Si avvicinava intanto la Pasqua dei Giudei e Gesù salì a Gerusalemme. Trovò nel tempio gente che vendeva buoi, pecore e colombe e, là seduti, i cambiamonete. Allora fece una frusta di cordicelle e scacciò tutti fuori dal tempio, con le pecore e i buoi; gettò a terra il denaro dei cambiamonete e ne rovesciò i banchi, e ai venditori di colombe disse: «Portate via di qui queste cose e non fate della casa del Padre mio un mercato!». I suoi discepoli si ricordarono che sta scritto: Lo zelo per la tua casa mi divorerà. Allora i Giudei presero la parola e gli dissero: «Quale segno ci mostri per fare queste cose?». Rispose loro Gesù: «Distruggete questo tempio e in tre giorni lo farò risorgere». Gli dissero allora i Giudei: «Questo tempio è stato costruito in quarantasei anni e tu in tre giorni lo farai risorgere?». Ma egli parlava del tempio del suo corpo. Quando poi fu risuscitato dai morti, i suoi discepoli si ricordarono che aveva detto questo, e credettero alla Scrittura e alla parola detta da Gesù. Mentre era a Gerusalemme per la Pasqua, durante la festa, molti, vedendo i segni che egli compiva, credettero nel suo nome. Ma lui, Gesù, non si fidava di loro, perché conosceva tutti e non aveva bisogno che alcuno desse testimonianza sull'uomo. Egli infatti conosceva quello che c'è nell'uomo.

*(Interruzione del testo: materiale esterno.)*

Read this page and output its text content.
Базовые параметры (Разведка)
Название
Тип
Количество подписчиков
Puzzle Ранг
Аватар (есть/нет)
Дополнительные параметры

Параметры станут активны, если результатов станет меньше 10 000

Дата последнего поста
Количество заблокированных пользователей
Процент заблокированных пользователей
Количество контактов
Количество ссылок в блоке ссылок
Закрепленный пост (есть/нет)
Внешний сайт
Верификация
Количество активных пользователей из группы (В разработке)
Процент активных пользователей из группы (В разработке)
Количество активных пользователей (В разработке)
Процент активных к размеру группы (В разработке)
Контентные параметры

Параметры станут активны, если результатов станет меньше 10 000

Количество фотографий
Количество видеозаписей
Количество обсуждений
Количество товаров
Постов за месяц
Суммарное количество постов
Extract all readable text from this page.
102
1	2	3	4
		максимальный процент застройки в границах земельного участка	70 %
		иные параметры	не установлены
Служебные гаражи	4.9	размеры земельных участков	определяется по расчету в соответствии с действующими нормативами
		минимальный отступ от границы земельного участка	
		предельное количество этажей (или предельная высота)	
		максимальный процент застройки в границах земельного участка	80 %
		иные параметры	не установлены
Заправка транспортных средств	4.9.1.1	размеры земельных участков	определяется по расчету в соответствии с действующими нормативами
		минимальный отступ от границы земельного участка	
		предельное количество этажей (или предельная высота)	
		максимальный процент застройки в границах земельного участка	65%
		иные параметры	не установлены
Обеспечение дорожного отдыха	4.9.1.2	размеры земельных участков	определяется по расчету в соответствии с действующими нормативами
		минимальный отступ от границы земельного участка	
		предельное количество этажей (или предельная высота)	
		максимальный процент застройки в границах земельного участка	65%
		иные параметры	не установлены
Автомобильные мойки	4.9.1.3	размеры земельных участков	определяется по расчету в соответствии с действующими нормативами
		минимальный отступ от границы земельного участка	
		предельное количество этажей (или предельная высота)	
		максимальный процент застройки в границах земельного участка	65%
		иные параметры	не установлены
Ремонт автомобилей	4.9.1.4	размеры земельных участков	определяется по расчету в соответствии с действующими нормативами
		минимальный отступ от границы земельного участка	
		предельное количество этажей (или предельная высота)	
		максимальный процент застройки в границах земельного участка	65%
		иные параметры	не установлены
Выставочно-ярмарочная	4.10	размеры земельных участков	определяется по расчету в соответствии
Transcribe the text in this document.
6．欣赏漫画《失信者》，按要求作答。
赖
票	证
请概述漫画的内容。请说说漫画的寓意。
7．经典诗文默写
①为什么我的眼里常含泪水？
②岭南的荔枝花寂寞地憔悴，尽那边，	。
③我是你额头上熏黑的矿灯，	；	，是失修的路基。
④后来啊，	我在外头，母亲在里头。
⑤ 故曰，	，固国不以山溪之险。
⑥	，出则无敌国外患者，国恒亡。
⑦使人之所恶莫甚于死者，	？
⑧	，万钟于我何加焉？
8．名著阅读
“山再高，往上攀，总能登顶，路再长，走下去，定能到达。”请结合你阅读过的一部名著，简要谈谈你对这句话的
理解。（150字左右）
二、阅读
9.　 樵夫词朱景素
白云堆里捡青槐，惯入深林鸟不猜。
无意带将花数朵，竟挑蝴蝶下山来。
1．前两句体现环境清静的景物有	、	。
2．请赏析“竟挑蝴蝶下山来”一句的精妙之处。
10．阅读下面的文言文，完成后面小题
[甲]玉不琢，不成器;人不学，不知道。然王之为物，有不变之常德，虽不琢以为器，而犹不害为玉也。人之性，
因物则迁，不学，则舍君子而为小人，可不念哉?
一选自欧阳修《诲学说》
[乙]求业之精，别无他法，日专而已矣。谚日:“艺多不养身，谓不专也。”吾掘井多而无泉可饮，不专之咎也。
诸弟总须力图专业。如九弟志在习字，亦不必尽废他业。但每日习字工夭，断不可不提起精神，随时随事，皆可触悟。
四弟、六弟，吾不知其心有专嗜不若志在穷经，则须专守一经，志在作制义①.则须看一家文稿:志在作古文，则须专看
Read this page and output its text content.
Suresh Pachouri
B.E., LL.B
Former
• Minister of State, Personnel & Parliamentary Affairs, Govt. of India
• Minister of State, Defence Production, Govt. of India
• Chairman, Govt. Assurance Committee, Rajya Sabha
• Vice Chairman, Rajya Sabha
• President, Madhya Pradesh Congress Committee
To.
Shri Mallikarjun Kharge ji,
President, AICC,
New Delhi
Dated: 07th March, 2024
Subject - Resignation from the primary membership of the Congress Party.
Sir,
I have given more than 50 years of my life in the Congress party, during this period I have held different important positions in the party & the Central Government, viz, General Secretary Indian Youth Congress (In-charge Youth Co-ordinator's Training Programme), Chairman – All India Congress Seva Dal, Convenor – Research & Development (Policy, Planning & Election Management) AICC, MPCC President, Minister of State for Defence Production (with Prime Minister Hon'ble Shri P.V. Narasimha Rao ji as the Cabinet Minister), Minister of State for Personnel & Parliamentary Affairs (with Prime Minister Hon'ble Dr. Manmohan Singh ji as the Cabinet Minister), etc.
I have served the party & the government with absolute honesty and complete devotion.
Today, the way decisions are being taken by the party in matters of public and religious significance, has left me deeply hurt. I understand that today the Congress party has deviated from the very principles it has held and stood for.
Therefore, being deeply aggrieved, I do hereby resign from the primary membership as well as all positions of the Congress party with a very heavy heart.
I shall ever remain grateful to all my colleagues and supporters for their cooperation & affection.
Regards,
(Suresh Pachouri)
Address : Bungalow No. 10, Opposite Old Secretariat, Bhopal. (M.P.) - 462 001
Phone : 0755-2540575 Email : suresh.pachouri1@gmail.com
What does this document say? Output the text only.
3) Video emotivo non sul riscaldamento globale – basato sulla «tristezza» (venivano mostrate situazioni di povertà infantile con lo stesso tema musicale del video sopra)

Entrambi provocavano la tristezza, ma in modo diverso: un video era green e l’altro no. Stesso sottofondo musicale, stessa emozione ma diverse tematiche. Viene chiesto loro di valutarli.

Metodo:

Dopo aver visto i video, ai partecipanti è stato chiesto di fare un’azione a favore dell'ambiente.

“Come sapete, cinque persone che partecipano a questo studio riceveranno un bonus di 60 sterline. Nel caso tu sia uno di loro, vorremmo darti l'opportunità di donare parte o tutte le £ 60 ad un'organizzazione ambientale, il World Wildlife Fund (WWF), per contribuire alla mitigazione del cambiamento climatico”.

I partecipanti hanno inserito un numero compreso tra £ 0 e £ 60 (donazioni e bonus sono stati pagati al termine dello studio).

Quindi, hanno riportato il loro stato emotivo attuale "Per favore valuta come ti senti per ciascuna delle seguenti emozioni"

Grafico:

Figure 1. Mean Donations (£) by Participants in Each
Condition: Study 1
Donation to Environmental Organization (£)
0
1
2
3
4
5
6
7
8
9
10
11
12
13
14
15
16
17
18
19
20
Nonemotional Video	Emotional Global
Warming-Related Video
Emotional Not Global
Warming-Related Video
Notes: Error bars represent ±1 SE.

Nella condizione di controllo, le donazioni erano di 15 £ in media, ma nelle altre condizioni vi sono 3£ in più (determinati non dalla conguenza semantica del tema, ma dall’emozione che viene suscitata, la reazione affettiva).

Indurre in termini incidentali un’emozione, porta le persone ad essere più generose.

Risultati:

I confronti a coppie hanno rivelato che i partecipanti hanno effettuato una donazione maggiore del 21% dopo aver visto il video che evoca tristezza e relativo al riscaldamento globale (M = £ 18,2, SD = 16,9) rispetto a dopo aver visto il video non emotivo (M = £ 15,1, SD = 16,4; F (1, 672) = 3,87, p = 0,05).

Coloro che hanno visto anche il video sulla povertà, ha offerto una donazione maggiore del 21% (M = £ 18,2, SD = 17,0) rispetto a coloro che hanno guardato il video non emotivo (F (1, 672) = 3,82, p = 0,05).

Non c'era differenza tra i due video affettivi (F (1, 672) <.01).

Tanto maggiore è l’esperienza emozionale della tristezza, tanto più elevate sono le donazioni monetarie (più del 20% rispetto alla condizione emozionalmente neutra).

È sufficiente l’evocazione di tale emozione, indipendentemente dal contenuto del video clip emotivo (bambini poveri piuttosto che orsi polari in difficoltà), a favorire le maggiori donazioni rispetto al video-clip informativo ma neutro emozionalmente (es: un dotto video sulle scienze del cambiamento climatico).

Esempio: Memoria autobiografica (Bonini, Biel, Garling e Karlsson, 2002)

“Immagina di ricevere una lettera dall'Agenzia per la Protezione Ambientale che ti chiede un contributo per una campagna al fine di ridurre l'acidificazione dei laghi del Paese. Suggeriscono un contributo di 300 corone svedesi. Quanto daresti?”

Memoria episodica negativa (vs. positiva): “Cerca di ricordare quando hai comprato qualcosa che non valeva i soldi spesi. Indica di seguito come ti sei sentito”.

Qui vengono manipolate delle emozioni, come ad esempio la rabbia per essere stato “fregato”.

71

Gesù purifica il tempio di Gerusalemme. I Giudei gli chiedono un segno che attesti la sua missione di vero profeta del Signore. Eccolo: voi distruggete questo tempio ed io in tre giorni lo farò risorgere. Loro non comprendono. Leggono materialmente le parole di Gesù, Manca loro la vera lettura: quella spirituale. Questa verrà dopo.
Vergine Maria, Madre della Redenzione, Angeli, Santi, dateci questa lettura spirituale.
Spunti di riflessione:

- La domanda che dovrebbe accompagnarci verso Pasqua è: abbiamo intuito qualcosa della messianicità di Gesù? Comincia ad essere chiaro il tempio verso cui lui ci conduce? Abbiamo scoperto dove abita sul serio? - Che tipo di culto offro a Dio? «In spirito e in verità»? Vedo il tempio come un valore assoluto, o riconosco che Dio abita, soprattutto, nei poveri, nella giustizia e l´amore?
- Sono capace di fidarmi di Dio completamente in un atto di fede o chiedo sempre dei segni?
- Mi accontento di un culto esterno o cerco di offrire a Dio il culto della mia obbedienza nella quotidianità della vita?
- Chi è Gesù per me? Sono cosciente che solo in Lui e per mezzo di lui è possibile incontrare Dio?
- Come rinnoviamo il nostro incontro con Dio? E´ mescolato con molti elementi di mercato, quando pensiamo che possiamo comprare Dio con le nostre preghiere e le nostre buone azioni?
- Da che cosa ci libererebbe Gesù perché il nostro incontro con Dio possa essere sincero e profondo?
- Siamo di quelli che credono, perché vedono un miracolo? Gesù si può fidare di noi? Della nostra fede e fedeltà a lui? Perché, sì? Perché, no?